Passive Cooling System

Abstract

Passive electromagnetic cooling is achieved using a first enclosed chamber having an antenna array surface, and a second chamber comprising open space external to the first enclosed chamber, wherein the open space comprises the sky. An interface is defined between the first chamber and the second chamber, wherein the antenna array surface is positioned with respect to the first chamber to thermally insulate between the interior of the first chamber and the open space of the second chamber. The antenna array surface is configured to direct beams from the interior of the first chamber towards the zenith of the sky. Solar irradiation in the optical spectrum range is reflected in the pyramidal dielectric surfaces or the ground plane in the dielectric rod array antenna.

Claims

1. A system for passive electromagnetic cooling, the system comprising: a first enclosed chamber having an antenna array surface; a second chamber comprising open space external with respect to the first enclosed chamber, wherein the open space comprises the sky; an interface defined between the first chamber and the second chamber; wherein the antenna array surface is positioned with respect to the first chamber to thermally insulate between the interior of the first chamber and the open space of the second chamber; and wherein the antenna array surface is configured to direct beams from the interior of the first chamber towards the zenith of the sky.
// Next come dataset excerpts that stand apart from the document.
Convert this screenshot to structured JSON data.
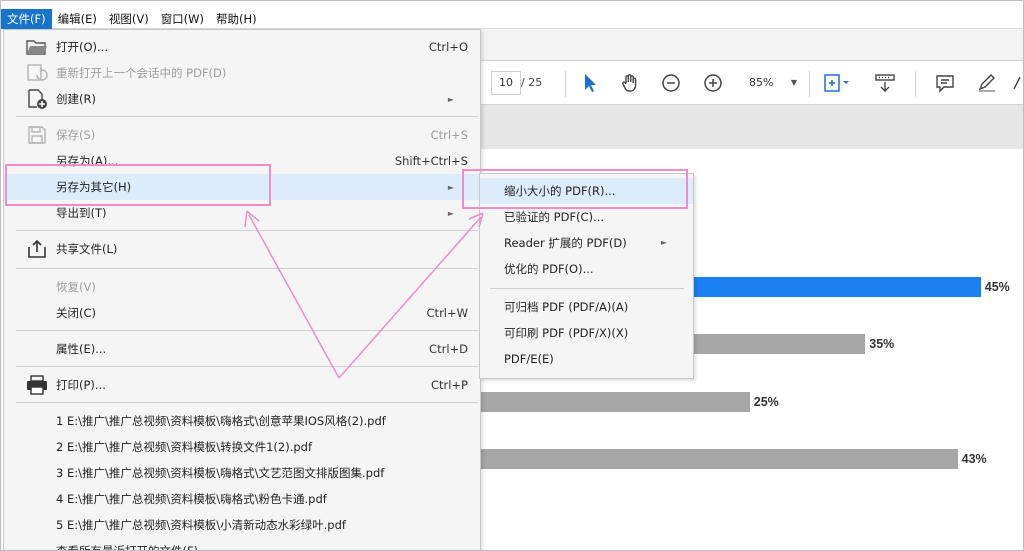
{
  "menubar": {
    "items": [
      {
        "label": "文件(F)",
        "active": true
      },
      {
        "label": "编辑(E)"
      },
      {
        "label": "视图(V)"
      },
      {
        "label": "窗口(W)"
      },
      {
        "label": "帮助(H)"
      }
    ]
  },
  "toolbar": {
    "page_current": "10",
    "page_total": "/ 25",
    "zoom": "85%"
  },
  "file_menu": {
    "items": [
      {
        "label": "打开(O)...",
        "shortcut": "Ctrl+O",
        "icon": "open-folder-icon"
      },
      {
        "label": "重新打开上一个会话中的 PDF(D)",
        "disabled": true,
        "icon": "reopen-icon"
      },
      {
        "label": "创建(R)",
        "submenu": true,
        "icon": "create-pdf-icon"
      },
      {
        "label": "保存(S)",
        "shortcut": "Ctrl+S",
        "disabled": true,
        "icon": "save-icon"
      },
      {
        "label": "另存为(A)...",
        "shortcut": "Shift+Ctrl+S"
      },
      {
        "label": "另存为其它(H)",
        "submenu": true
      },
      {
        "label": "导出到(T)",
        "submenu": true
      },
      {
        "label": "共享文件(L)",
        "icon": "share-icon"
      },
      {
        "label": "恢复(V)",
        "disabled": true
      },
      {
        "label": "关闭(C)",
        "shortcut": "Ctrl+W"
      },
      {
        "label": "属性(E)...",
        "shortcut": "Ctrl+D"
      },
      {
        "label": "打印(P)...",
        "shortcut": "Ctrl+P",
        "icon": "print-icon"
      }
    ],
    "recent_files": [
      "1 E:\\推广\\推广总视频\\资料模板\\嗨格式\\创意苹果IOS风格(2).pdf",
      "2 E:\\推广\\推广总视频\\资料模板\\转换文件1(2).pdf",
      "3 E:\\推广\\推广总视频\\资料模板\\嗨格式\\文艺范图文排版图集.pdf",
      "4 E:\\推广\\推广总视频\\资料模板\\嗨格式\\粉色卡通.pdf",
      "5 E:\\推广\\推广总视频\\资料模板\\小清新动态水彩绿叶.pdf"
    ],
    "last_partial": "查看所有最近打开的文件(F)..."
  },
  "save_as_other_submenu": {
    "items": [
      {
        "label": "缩小大小的 PDF(R)..."
      },
      {
        "label": "已验证的 PDF(C)..."
      },
      {
        "label": "Reader 扩展的 PDF(D)",
        "submenu": true
      },
      {
        "label": "优化的 PDF(O)..."
      },
      {
        "label": "可归档 PDF (PDF/A)(A)"
      },
      {
        "label": "可印刷 PDF (PDF/X)(X)"
      },
      {
        "label": "PDF/E(E)"
      }
    ]
  },
  "chart_data": {
    "type": "bar",
    "orientation": "horizontal",
    "values": [
      45,
      35,
      25,
      43
    ],
    "labels": [
      "45%",
      "35%",
      "25%",
      "43%"
    ],
    "colors": [
      "#1a7ff0",
      "#a6a6a6",
      "#a6a6a6",
      "#a6a6a6"
    ]
  },
  "colors": {
    "accent": "#1873c9",
    "highlight": "#f08cc8",
    "menu_hover": "#dcecfb"
  }
}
2. The system of claim 1 wherein the antenna array surface is a pyramidal lens array.

3. The system of claim 1 wherein the antenna array surface comprises an array having one or more array elements, wherein each array element is a dielectric rod antenna electrically coupled to the surface across the aperture on the ground plane and directed toward the zenith of the sky.

4. A system for passive electromagnetic cooling, the system comprising: a first enclosed chamber having an electrically conductive surface; a second chamber comprising open space comprising the sky; an interface defined between the first chamber and the second chamber; and a dielectric rod antenna electrically coupled to the electrically conductive surface across the aperture and directed toward the zenith of the sky.

5. A system for passive electromagnetic cooling, the system comprising: a first enclosed chamber to be cooled; a second chamber comprising open space comprising the sky; and an array of pyramidal dielectric lenses arranged between the first chamber and the second chamber, wherein the lenses are directed toward the zenith of the sky.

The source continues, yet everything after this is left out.